Starting a new year with Jay Gatsby

Image from here
I am not sure how I made it out of high school not having read The Great Gatsby. I remember seeing the book in classrooms and carried by friends into other classes. The great thing about being in Honors all through high school was we read and discussed some amazing books. The worst thing was a lot of those classic high school texts never crossed my desk. I thought perhaps being an English major in college might help me go back and pick up texts I should have read by then. However, my marked loathing for any book published after 1920 and my research interests made sure certain books have remained strangers. Hence my reading challenge for the year. Begun with Harper Lee's masterpiece To Kill a Mockingbird and now continuing on with F. Scott Fitzgerald's tragic tale.

I of course haven't gotten this far without hearing things about The Great Gatsby. I have vague inclinations of the Roaring '20s in all its sordid detail, a main character tragically in love with a woman who could not love him back and, somewhere along the way I picked up, a swimming pool was very important. I was also warned I wouldn't like the characters, a major worry of mine going into Gatsby. Often if I don't like the characters, a book becomes torture.

I can happily report that was not the case with this book. Oh, I loathed Tom Buchanan, held Daisy in utter contempt, and wouldn't trust Gatsby or Nick as far as I could throw them but heavens if I didn't adore them all anyway. There is something to be said about an author who can make you care about the villain.

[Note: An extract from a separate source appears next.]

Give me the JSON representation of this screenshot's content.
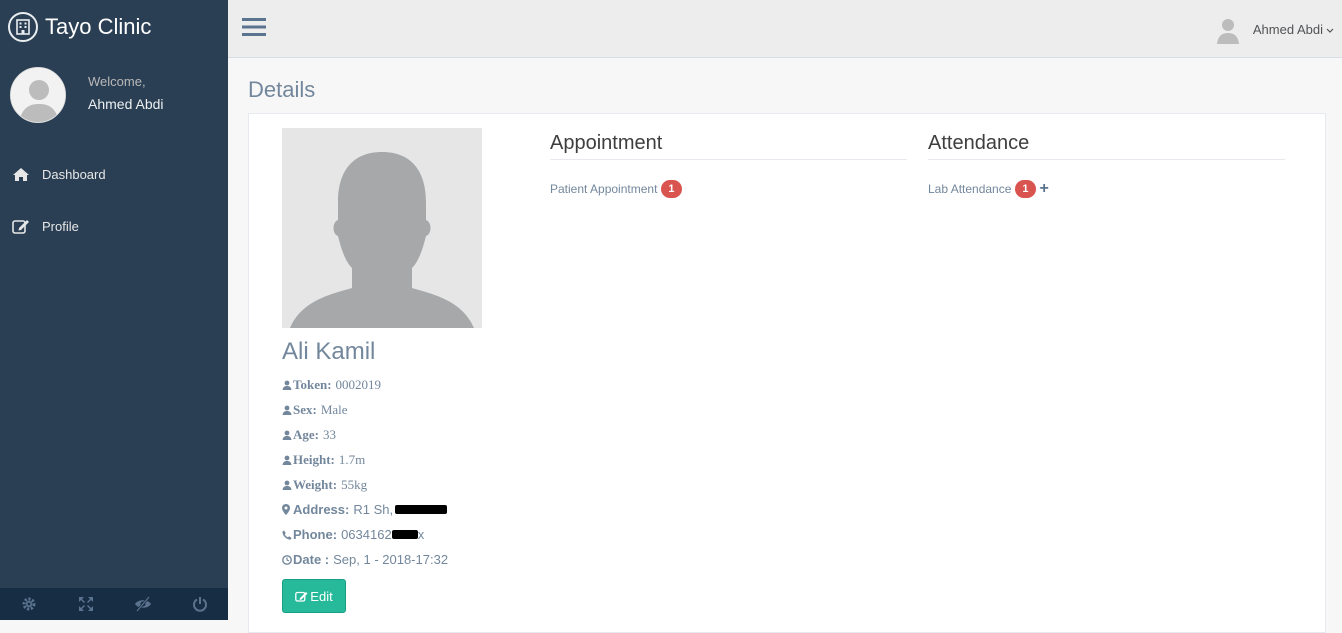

Here, Fitzgerald only gives you villains in one shape or another and he makes them interesting, compelling even while keeping them deliciously vague and remote. I cared about them all but honestly, I couldn't tell you why. You know so little of all of them (except perhaps Gatsby). We don't know why Daisy married Tom, though we can guess. We don't know why Jordan hangs around as she does. And I would kill to know why Nick didn't feel the need to tell everybody everything that he knew (or supposedly knew, like I said, I really didn't trust him as a narrator). We eventually hear two sides of the story, both moderated by Nick,  but lord I would love to hear Daisy's version of that summer, or even Jordan's. Did it hurt Daisy at all to not even cable when Gatsby was finally gone or was she really that shallow, that afraid, that cruel? Sadly, I fear she was all of that and more. The world she moved in required it of her.

Sigh, that world. There is something fascinating about the world described in The Great Gatsby. The language used to describe it is genius; I read the descriptions of Gatsby's parties and would see whirls of color and sparks, the craziness of a camera filming the scene as it moved from one drunken flapper to another, from the gorgeous tents to the illuminated  house and always, Gatsby watching from the sidelines, enjoying the view and yet seemingly unable to enjoy himself. The feel of the book was really quite impressive.

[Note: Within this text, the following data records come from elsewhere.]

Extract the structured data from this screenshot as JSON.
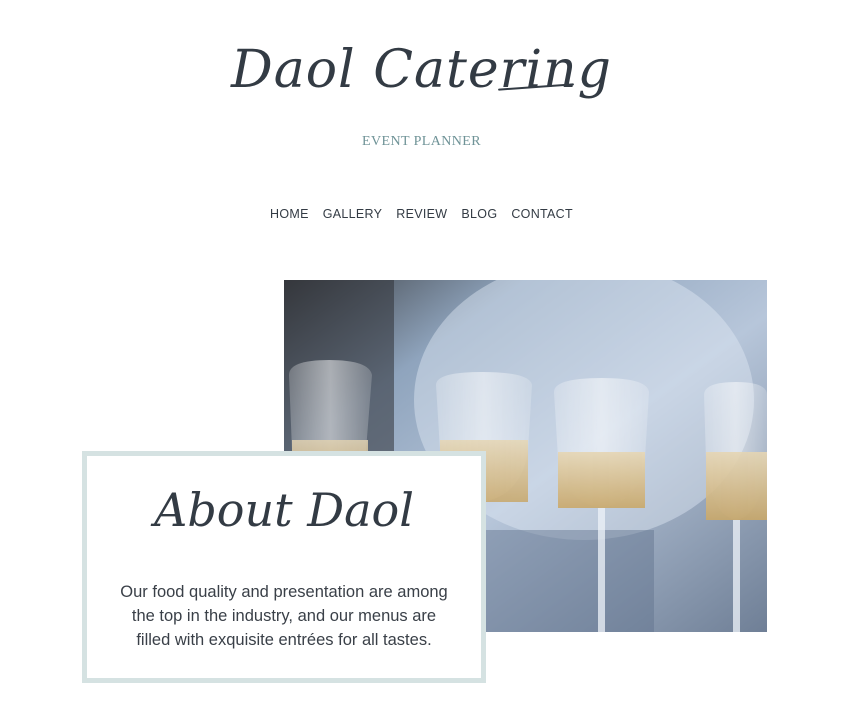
{
  "header": {
    "logo_text": "Daol Catering",
    "tagline": "EVENT PLANNER"
  },
  "nav": {
    "items": [
      {
        "label": "HOME"
      },
      {
        "label": "GALLERY"
      },
      {
        "label": "REVIEW"
      },
      {
        "label": "BLOG"
      },
      {
        "label": "CONTACT"
      }
    ]
  },
  "hero": {
    "image_description_icon": "champagne-glasses-photo"
  },
  "about": {
    "title": "About Daol",
    "body": "Our food quality and presentation are among the top in the industry, and our menus are filled with exquisite entrées for all tastes."
  },
  "colors": {
    "text": "#333b44",
    "accent": "#6f9397",
    "card_border": "#d5e2e2"
  }
}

And yes, if I had read this in high school Jay Gatsby very well may have given Sidney Carton a run for his money in my heart for my favorite fictional man. True, Gatsby never made me laugh but there is a childlike quality to him in a sense that I adored. A belief that if he really did work hard enough and believe long enough, all he ever wanted would be granted him. What sort of work that was didn't matter as long as the end result was what he wanted. The character is the portrait of the American Dream gone wrong in a sense and he is a fascinating character. A rogue it's true, but a rogue with a heart of gold...Who I am kidding, even at this old age of mine, I am a little in love with Jay Gatsby but apparently everyone is so I don't feel so bad about that.